Во второй книге ‘Опавших листьев’ Розанов, размышляя о своем литературном амплуа, замечает, между прочим: ‘Я ввел в литературу самое мелочное, невидимые движения души, паутинки быта’. Именно паутинки, серое, невидимое, от чего досадливо отмахиваешься, когда беспокоящим прикосновением оседает это невидимое на руках, лице и вообще на чем-нибудь живом. Первое, инстинктивное, что вспыхивает при таком ощущении — порыв: сорвать, стереть, освободиться! И вот одна из розановских ‘странностей’: таково порыва в нем не рождается.

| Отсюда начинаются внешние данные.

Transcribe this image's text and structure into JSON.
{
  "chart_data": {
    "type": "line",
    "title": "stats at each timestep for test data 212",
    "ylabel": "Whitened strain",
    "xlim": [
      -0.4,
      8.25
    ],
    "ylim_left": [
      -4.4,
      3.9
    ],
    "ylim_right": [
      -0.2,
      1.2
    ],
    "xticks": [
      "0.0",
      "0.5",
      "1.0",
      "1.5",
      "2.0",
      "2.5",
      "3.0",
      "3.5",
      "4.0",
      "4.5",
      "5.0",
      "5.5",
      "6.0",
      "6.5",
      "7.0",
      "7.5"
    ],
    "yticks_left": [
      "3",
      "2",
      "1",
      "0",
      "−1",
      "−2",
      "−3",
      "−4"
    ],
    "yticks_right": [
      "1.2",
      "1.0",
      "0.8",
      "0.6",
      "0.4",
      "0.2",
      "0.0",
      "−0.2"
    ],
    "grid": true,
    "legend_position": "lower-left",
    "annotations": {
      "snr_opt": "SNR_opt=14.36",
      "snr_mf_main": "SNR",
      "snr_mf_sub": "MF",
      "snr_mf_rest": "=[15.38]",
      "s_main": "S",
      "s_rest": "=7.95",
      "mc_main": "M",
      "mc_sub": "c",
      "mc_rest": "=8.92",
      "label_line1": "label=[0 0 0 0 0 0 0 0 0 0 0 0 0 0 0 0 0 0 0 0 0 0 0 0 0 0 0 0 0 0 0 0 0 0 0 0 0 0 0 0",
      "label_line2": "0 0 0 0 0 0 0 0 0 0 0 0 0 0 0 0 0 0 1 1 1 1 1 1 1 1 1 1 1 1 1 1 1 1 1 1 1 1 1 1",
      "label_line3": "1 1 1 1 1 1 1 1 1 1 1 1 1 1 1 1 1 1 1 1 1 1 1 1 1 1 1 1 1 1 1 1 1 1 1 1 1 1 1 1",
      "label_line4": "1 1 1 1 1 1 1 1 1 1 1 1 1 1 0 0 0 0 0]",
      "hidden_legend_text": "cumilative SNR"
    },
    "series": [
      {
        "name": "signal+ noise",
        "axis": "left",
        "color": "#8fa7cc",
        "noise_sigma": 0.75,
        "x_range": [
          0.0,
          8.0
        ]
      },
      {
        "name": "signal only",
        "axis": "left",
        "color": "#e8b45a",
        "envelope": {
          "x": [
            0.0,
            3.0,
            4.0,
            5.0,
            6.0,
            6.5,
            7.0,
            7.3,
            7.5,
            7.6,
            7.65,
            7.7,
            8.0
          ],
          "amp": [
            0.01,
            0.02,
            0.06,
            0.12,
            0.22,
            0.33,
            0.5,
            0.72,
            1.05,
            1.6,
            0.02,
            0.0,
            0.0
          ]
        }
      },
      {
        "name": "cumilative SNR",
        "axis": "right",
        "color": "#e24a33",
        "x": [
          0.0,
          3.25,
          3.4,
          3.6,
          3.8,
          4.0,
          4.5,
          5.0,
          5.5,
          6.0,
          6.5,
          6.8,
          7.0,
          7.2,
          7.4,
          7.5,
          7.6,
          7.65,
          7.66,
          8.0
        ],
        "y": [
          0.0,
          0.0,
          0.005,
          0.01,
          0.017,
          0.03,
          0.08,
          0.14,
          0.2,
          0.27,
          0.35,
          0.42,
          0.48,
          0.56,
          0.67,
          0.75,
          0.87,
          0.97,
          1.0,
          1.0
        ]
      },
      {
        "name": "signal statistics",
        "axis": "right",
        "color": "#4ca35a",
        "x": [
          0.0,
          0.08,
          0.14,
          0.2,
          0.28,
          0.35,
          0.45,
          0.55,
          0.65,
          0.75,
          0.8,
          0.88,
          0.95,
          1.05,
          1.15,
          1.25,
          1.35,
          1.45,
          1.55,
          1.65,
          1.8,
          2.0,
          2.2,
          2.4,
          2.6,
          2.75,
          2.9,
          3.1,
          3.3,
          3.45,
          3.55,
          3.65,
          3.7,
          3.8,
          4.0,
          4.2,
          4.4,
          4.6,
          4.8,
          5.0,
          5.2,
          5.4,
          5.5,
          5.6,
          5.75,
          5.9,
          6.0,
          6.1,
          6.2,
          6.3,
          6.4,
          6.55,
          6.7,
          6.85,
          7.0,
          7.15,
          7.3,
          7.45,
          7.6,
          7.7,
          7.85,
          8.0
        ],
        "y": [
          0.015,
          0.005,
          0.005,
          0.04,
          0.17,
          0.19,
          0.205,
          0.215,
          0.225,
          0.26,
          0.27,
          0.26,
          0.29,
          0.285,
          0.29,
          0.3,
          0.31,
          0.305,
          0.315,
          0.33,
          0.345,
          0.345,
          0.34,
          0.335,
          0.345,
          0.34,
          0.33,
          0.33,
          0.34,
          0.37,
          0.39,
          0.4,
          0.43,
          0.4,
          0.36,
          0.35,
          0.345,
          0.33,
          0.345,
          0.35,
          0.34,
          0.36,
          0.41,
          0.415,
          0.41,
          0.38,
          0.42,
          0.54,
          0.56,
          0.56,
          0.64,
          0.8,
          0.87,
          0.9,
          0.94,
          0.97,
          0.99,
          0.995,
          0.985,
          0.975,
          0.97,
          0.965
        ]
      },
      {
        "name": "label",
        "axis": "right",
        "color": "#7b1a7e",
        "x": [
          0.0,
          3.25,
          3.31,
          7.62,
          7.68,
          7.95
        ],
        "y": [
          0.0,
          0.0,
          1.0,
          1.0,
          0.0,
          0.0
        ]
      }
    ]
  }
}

Даже наоборот: он ощутит паутинку, липкую, связывающую, оплетающую, и провозгласит ей: осанна! ибо паутинка для него — благословенна, он радостно замрет, созерцая ее, с одной думой, с одним беспокойством: только бы не двинуться, не шелохнуться, чтобы не повредить, не порвать этой благословенной паутинки.
‘Опавшие листья’ и ‘Уединенное’ — такое паутинное плетение мелочей, в котором лишь изредка трепещет крупная мысль, как изнемогающее насекомое со сверкающими крыльями. Мелочи, мелочи, мелочи — ползут отовсюду, изо всех щелей розановской души, наползают друг на друга, громоздятся, сталкиваются, засыпают своей трухой искры ума, и когда перечитываешь эти книги, то минутами ощущаешь их, как некое единоборство глубинного и мелкого, чего-то крылящего, пытающегося взлететь — и ползающего, червячного, пресмыкающегося. И всякий раз побеждает последнее, это для Розанова фатально, этого он никак избежать не может.
‘Окурочки-то все-таки вытряхиваю. Не всегда, но если с 1/2 папиросы не докурено. Даже и меньше. Надо утилизировать’. Эти окурочки звучат у него, как программа, как некое исповедание. Мировая история? Бог? Человечество? — ‘Наплевать’! Окурочки, — вот что важно и близко. Кто докажет, что человечество выше окурочков? или мировая история? или революция? или (даже) Бог? Окурочки выше! Нет ничего выше окурочков…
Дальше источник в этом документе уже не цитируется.